You look at your to-do list and glance at the calendar, calculating the number of days you have before heading out on a holiday, and realize there is no way that you’ll be able to accomplish everything on your list unless you work around the clock. You know it’s time to prioritize, but it’s hard to even find a minute to think, let alone think critically and strategically about what the best use of your time is.
Three times in the last week, I had conversations with people about the Eisenhower Matrix as one of my go-to prioritization tools, but it occurred to me through these conversations that there is a significant piece often missing in this model that Scrum can help with.
The Eisenhower Matrix is a simple-to-use tool that helps prioritize tasks based on what is “important and urgent.” The tool suggests:
- If something is Urgent & Important: Do these things first.
- If something is Not Urgent & Important: it should be scheduled into your calendar.
- If something is Urgent but less important: delegate it!
- If something is not urgent and not important: Don’t do it at all.
As I was describing this simple, yet powerful tool I realized a critical, flawed assumption in this model. This model assumes that a person knows what is urgent and what is important. The questions we ask need to go past, “What is urgent and important?” to “What is urgent and important according to whom?”
Enter: User Stories.
In Scrum, a User Story articulates a general explanation of a feature written from the perspective of the end user. Its purpose is to show how the feature will provide value to the customer. A typical template for creating a User Story is, “Persona + Need + Purpose.” For example, if I have a list (i.e. backlog) that includes “fill X job postings,” then a User Story might be “fill X job postings so that the leader can get back to coaching and leading rather than filling in to meet product milestones.”
Understanding the perspectives of the people on the receiving ends of our tasks can go a long way to effective prioritization and, perhaps more importantly, to keeping the people we’re serving front and center.
Here are a few example questions to ask when you’re applying User Stories.
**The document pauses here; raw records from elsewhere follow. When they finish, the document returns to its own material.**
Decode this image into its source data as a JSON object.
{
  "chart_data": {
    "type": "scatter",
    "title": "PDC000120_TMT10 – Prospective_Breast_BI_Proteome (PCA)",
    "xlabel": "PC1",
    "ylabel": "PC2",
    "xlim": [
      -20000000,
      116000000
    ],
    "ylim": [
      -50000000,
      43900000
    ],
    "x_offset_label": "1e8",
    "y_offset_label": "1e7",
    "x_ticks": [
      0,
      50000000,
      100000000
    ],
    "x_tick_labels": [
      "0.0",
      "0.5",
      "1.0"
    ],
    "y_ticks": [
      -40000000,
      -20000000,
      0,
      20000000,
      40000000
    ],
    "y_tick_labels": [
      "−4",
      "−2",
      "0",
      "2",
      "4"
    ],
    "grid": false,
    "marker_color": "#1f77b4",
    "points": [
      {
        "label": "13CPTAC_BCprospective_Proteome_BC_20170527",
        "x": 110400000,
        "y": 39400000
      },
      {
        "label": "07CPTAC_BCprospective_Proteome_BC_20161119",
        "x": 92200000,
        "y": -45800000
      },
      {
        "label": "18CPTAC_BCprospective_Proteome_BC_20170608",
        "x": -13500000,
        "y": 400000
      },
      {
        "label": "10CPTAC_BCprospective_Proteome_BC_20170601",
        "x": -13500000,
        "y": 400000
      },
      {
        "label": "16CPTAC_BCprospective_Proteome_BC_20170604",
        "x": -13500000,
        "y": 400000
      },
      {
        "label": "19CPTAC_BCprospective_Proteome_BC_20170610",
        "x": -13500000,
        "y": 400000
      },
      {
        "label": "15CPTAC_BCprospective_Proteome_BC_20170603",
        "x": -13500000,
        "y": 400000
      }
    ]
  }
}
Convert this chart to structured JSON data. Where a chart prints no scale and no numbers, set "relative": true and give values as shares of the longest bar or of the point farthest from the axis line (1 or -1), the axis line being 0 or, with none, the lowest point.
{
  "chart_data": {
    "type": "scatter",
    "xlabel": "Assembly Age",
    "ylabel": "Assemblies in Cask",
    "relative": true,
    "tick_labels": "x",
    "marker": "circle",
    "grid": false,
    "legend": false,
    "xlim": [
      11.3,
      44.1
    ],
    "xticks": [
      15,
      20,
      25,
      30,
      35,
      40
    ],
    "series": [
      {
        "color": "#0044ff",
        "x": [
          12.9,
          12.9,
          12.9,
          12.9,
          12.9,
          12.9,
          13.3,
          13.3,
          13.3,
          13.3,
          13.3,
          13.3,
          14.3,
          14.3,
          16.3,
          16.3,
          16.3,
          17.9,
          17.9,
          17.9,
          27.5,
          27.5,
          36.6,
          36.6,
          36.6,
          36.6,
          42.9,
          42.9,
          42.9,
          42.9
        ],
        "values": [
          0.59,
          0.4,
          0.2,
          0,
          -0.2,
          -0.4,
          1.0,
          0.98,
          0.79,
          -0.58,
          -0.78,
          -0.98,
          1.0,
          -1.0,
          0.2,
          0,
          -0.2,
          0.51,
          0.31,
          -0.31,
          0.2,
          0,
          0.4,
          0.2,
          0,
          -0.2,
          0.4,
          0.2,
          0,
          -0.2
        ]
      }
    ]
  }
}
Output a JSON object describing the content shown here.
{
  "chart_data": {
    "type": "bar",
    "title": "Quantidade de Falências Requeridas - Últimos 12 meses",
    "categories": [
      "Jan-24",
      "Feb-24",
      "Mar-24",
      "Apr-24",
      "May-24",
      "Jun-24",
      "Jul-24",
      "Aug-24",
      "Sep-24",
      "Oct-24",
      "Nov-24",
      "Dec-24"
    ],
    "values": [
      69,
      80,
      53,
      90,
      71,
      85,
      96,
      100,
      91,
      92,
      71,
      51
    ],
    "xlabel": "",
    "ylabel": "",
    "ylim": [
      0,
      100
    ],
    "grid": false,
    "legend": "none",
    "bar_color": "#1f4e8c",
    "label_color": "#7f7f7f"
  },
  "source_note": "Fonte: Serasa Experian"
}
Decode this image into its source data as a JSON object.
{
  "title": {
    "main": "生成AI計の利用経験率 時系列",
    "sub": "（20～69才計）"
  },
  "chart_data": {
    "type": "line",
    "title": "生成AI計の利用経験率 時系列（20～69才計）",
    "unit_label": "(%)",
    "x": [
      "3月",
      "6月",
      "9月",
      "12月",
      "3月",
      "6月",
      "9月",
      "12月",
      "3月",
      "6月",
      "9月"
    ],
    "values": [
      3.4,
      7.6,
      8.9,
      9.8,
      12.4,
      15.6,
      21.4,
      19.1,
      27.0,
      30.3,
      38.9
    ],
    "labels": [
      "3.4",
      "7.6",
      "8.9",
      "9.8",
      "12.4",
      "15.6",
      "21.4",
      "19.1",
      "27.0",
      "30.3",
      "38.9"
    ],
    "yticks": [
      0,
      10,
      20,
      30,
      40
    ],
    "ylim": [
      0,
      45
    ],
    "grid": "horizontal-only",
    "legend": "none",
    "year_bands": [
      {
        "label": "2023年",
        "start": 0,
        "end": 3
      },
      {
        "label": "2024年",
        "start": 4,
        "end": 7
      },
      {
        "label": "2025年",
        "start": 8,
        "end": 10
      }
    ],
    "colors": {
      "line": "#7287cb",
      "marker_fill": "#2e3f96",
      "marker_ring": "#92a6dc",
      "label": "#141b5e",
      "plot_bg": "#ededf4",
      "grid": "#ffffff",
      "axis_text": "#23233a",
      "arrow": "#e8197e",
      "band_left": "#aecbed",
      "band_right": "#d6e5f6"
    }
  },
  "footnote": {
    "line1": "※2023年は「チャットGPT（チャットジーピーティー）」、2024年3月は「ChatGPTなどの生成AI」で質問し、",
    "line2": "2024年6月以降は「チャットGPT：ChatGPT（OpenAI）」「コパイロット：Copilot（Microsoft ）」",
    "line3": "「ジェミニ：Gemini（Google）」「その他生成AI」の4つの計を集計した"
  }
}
- What is the impact of filling the postings for the hiring manager, for the existing team, and for the candidates in our pipeline? If we understand the answers to this for the people involved, does it add to or take away from our backlog?
- What is the impact of drafting that policy for our organization, for managers, and for employees? Do we really understand the value of this? Do others in the organization?
- For the 'Z project' we need to complete, what is the impact to the people we serve if we do or don’t complete it?
Beyond helping to prioritize, my hope is that layering in a step of developing and considering User Stories will serve a greater purpose, which is to remind us why we do this work at all. Every task in our backlog hopefully represents impact, which is the only type of work worth doing.